Dashnaktsutyun is a vocal critic of Sarkisian’s conciliatory line on Turkey, having pulled out of his coalition cabinet a year ago in protest. Its senior representatives have said that Yerevan should have formally walked away from the Turkish-Armenian protocols, instead of only suspending the procedure of their ratification by the Armenian parliament on April 22.
But Aghvan Vartanian, a member of the nationalist party’s governing Bureau, was more positive about the move, saying that the protocols are now “effectively dead” and that Armenians should therefore “appreciate the president’s audacity.”
“Of course, we could have shut the door, rescinded our signature, and that would have been right,” Vartanian told a news conference. “But unfortunately, our country is still not that strong and independent. Unfortunately, we are still not Turkey.”
“Nonetheless, I think the issue is closed, and that is good,” said the former labor minister.

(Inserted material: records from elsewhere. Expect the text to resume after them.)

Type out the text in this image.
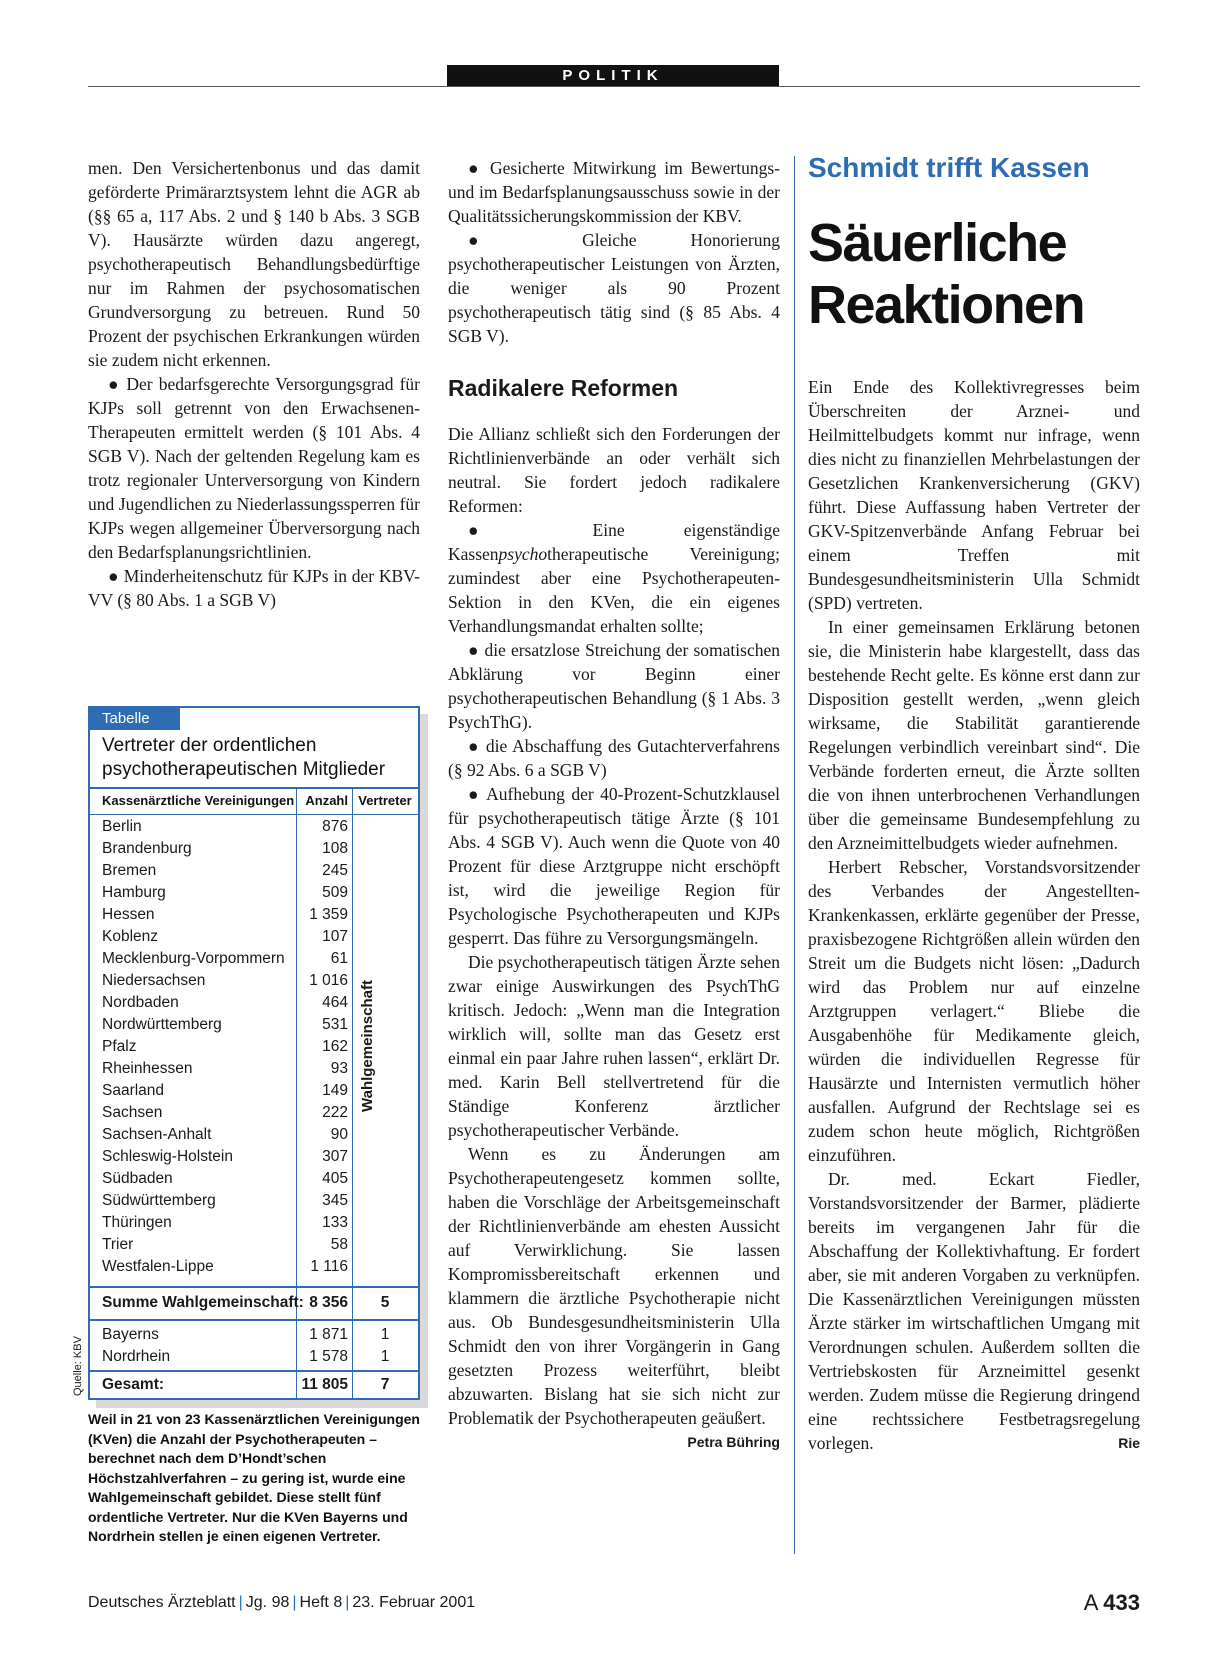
POLITIK

men. Den Versichertenbonus und das damit geförderte Primärarztsystem lehnt die AGR ab (§§ 65 a, 117 Abs. 2 und § 140 b Abs. 3 SGB V). Hausärzte würden dazu angeregt, psychotherapeutisch Behandlungsbedürftige nur im Rahmen der psychosomatischen Grundversorgung zu betreuen. Rund 50 Prozent der psychischen Erkrankungen würden sie zudem nicht erkennen.

● Der bedarfsgerechte Versorgungsgrad für KJPs soll getrennt von den Erwachsenen-Therapeuten ermittelt werden (§ 101 Abs. 4 SGB V). Nach der geltenden Regelung kam es trotz regionaler Unterversorgung von Kindern und Jugendlichen zu Niederlassungssperren für KJPs wegen allgemeiner Überversorgung nach den Bedarfsplanungsrichtlinien.

● Minderheitenschutz für KJPs in der KBV-VV (§ 80 Abs. 1 a SGB V)

Tabelle
Vertreter der ordentlichen psychotherapeutischen Mitglieder
Kassenärztliche Vereinigungen Anzahl Vertreter
Berlin	876
Brandenburg	108
Bremen	245
Hamburg	509
Hessen	1 359
Koblenz	107
Mecklenburg-Vorpommern	61
Niedersachsen	1 016
Nordbaden	464
Nordwürttemberg	531
Pfalz	162
Rheinhessen	93
Saarland	149
Sachsen	222
Sachsen-Anhalt	90
Schleswig-Holstein	307
Südbaden	405
Südwürttemberg	345
Thüringen	133
Trier	58
Westfalen-Lippe	1 116
Wahlgemeinschaft
Summe Wahlgemeinschaft: 8 356	5
Bayerns	1 871	1
Nordrhein	1 578	1
Gesamt:	11 805	7
Quelle: KBV
Weil in 21 von 23 Kassenärztlichen Vereinigungen (KVen) die Anzahl der Psychotherapeuten – berechnet nach dem D’Hondt’schen Höchstzahlverfahren – zu gering ist, wurde eine Wahlgemeinschaft gebildet. Diese stellt fünf ordentliche Vertreter. Nur die KVen Bayerns und Nordrhein stellen je einen eigenen Vertreter.

● Gesicherte Mitwirkung im Bewertungs- und im Bedarfsplanungsausschuss sowie in der Qualitätssicherungskommission der KBV.

● Gleiche Honorierung psychotherapeutischer Leistungen von Ärzten, die weniger als 90 Prozent psychotherapeutisch tätig sind (§ 85 Abs. 4 SGB V).

Radikalere Reformen

Die Allianz schließt sich den Forderungen der Richtlinienverbände an oder verhält sich neutral. Sie fordert jedoch radikalere Reformen:

● Eine eigenständige Kassenpsychotherapeutische Vereinigung; zumindest aber eine Psychotherapeuten-Sektion in den KVen, die ein eigenes Verhandlungsmandat erhalten sollte;

● die ersatzlose Streichung der somatischen Abklärung vor Beginn einer psychotherapeutischen Behandlung (§ 1 Abs. 3 PsychThG).

● die Abschaffung des Gutachterverfahrens (§ 92 Abs. 6 a SGB V)

● Aufhebung der 40-Prozent-Schutzklausel für psychotherapeutisch tätige Ärzte (§ 101 Abs. 4 SGB V). Auch wenn die Quote von 40 Prozent für diese Arztgruppe nicht erschöpft ist, wird die jeweilige Region für Psychologische Psychotherapeuten und KJPs gesperrt. Das führe zu Versorgungsmängeln.

Die psychotherapeutisch tätigen Ärzte sehen zwar einige Auswirkungen des PsychThG kritisch. Jedoch: „Wenn man die Integration wirklich will, sollte man das Gesetz erst einmal ein paar Jahre ruhen lassen“, erklärt Dr. med. Karin Bell stellvertretend für die Ständige Konferenz ärztlicher psychotherapeutischer Verbände.

Wenn es zu Änderungen am Psychotherapeutengesetz kommen sollte, haben die Vorschläge der Arbeitsgemeinschaft der Richtlinienverbände am ehesten Aussicht auf Verwirklichung. Sie lassen Kompromissbereitschaft erkennen und klammern die ärztliche Psychotherapie nicht aus. Ob Bundesgesundheitsministerin Ulla Schmidt den von ihrer Vorgängerin in Gang gesetzten Prozess weiterführt, bleibt abzuwarten. Bislang hat sie sich nicht zur Problematik der Psychotherapeuten geäußert.
Petra Bühring

Schmidt trifft Kassen
Säuerliche Reaktionen

Ein Ende des Kollektivregresses beim Überschreiten der Arznei- und Heilmittelbudgets kommt nur infrage, wenn dies nicht zu finanziellen Mehrbelastungen der Gesetzlichen Krankenversicherung (GKV) führt. Diese Auffassung haben Vertreter der GKV-Spitzenverbände Anfang Februar bei einem Treffen mit Bundesgesundheitsministerin Ulla Schmidt (SPD) vertreten.

In einer gemeinsamen Erklärung betonen sie, die Ministerin habe klargestellt, dass das bestehende Recht gelte. Es könne erst dann zur Disposition gestellt werden, „wenn gleich wirksame, die Stabilität garantierende Regelungen verbindlich vereinbart sind“. Die Verbände forderten erneut, die Ärzte sollten die von ihnen unterbrochenen Verhandlungen über die gemeinsame Bundesempfehlung zu den Arzneimittelbudgets wieder aufnehmen.

Herbert Rebscher, Vorstandsvorsitzender des Verbandes der Angestellten-Krankenkassen, erklärte gegenüber der Presse, praxisbezogene Richtgrößen allein würden den Streit um die Budgets nicht lösen: „Dadurch wird das Problem nur auf einzelne Arztgruppen verlagert.“ Bliebe die Ausgabenhöhe für Medikamente gleich, würden die individuellen Regresse für Hausärzte und Internisten vermutlich höher ausfallen. Aufgrund der Rechtslage sei es zudem schon heute möglich, Richtgrößen einzuführen.

Dr. med. Eckart Fiedler, Vorstandsvorsitzender der Barmer, plädierte bereits im vergangenen Jahr für die Abschaffung der Kollektivhaftung. Er fordert aber, sie mit anderen Vorgaben zu verknüpfen. Die Kassenärztlichen Vereinigungen müssten Ärzte stärker im wirtschaftlichen Umgang mit Verordnungen schulen. Außerdem sollten die Vertriebskosten für Arzneimittel gesenkt werden. Zudem müsse die Regierung dringend eine rechtssichere Festbetragsregelung vorlegen.	Rie

Deutsches Ärzteblatt | Jg. 98 | Heft 8 | 23. Februar 2001	A 433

The former deputy parliament speaker argued that Sarkisian stopped short of even recalling them from the assembly. “The president should have recalled the protocols in order to send or not send them back or to send them back with reservations later on,” he said.
Hovannisian, who now leads Dashnaktsutyun’s parliament faction, said the influential party remains of the opinion that the Armenian leader should have scrapped the accords altogether. “As long as Armenia’s signature remains in those documents, we will be susceptible to [external] pressures,” he said. “They [foreign powers] will make every effort to open a new door to Turkey, in terms of ratification, and I’m worried that that will be done at our expense. Namely, by forcing us to make unilateral concessions on Nagorno-Karabakh.”